Doit-on éclairer les jeunes filles, doit-on comprimer leur esprit ? il va sans dire que le système religieux est compresseur : si vous les éclairez, vous en faites des démons avant l’âge ; si vous les empêchez de penser, vous arrivez à la subite explosion si bien peinte dans le personnage d’Agnès par Molière, et vous mettez cet esprit comprimé, si neuf, si perspicace, rapide et conséquent comme le sauvage, à la merci d’un événement, crise fatale amenée chez mademoiselle de Watteville par l’imprudente esquisse que se permit à table un des plus prudents abbés du prudent Chapitre de Besançon.

Le lendemain matin, Philomène de Watteville, en s’habillant, regarda nécessairement Albert Savaron se promenant dans le jardin contigu à celui de l’hôtel de Rupt.

— Que serais-je devenue, pensa-t-elle, s’il avait demeuré ailleurs ? Je puis le voir. À quoi pense-t-il ?

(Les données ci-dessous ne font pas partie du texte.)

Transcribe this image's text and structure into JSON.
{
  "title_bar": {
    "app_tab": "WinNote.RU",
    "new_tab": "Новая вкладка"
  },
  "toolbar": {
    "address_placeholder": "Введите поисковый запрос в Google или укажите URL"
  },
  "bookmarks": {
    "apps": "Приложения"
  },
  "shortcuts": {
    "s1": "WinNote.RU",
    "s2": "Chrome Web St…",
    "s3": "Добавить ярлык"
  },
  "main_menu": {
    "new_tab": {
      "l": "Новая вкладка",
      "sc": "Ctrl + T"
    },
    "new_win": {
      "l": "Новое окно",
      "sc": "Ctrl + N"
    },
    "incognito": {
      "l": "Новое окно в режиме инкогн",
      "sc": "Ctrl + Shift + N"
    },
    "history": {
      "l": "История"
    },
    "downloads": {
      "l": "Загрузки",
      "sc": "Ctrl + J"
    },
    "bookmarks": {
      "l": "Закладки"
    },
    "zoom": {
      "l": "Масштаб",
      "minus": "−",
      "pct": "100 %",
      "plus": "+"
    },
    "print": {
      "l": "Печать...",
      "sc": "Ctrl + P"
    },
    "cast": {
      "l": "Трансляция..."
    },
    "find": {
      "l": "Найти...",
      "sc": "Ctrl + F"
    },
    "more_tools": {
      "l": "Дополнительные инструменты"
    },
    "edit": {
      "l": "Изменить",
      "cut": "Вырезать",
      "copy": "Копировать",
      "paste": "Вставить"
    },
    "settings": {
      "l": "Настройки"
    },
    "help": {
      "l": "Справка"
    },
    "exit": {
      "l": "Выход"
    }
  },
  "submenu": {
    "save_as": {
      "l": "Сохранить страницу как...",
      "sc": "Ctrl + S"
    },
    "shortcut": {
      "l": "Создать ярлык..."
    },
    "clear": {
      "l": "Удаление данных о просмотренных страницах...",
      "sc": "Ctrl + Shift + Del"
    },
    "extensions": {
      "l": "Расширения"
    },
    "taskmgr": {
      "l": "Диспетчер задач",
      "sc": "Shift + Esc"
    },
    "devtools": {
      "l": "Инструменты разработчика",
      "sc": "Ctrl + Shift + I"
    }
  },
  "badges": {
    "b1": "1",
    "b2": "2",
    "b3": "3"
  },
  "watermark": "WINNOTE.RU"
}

Après avoir vu, mais à distance, cet homme extraordinaire, le seul dont la physionomie tranchait vigoureusement sur la masse des figures bisontines aperçues jusqu’alors, Philomène sauta rapidement à l’idée de pénétrer dans son intérieur, de savoir les raisons de tant de mystère, d’entendre cette voix éloquente, de recevoir un regard de ces beaux yeux. Elle voulut tout cela, mais comment l’obtenir ?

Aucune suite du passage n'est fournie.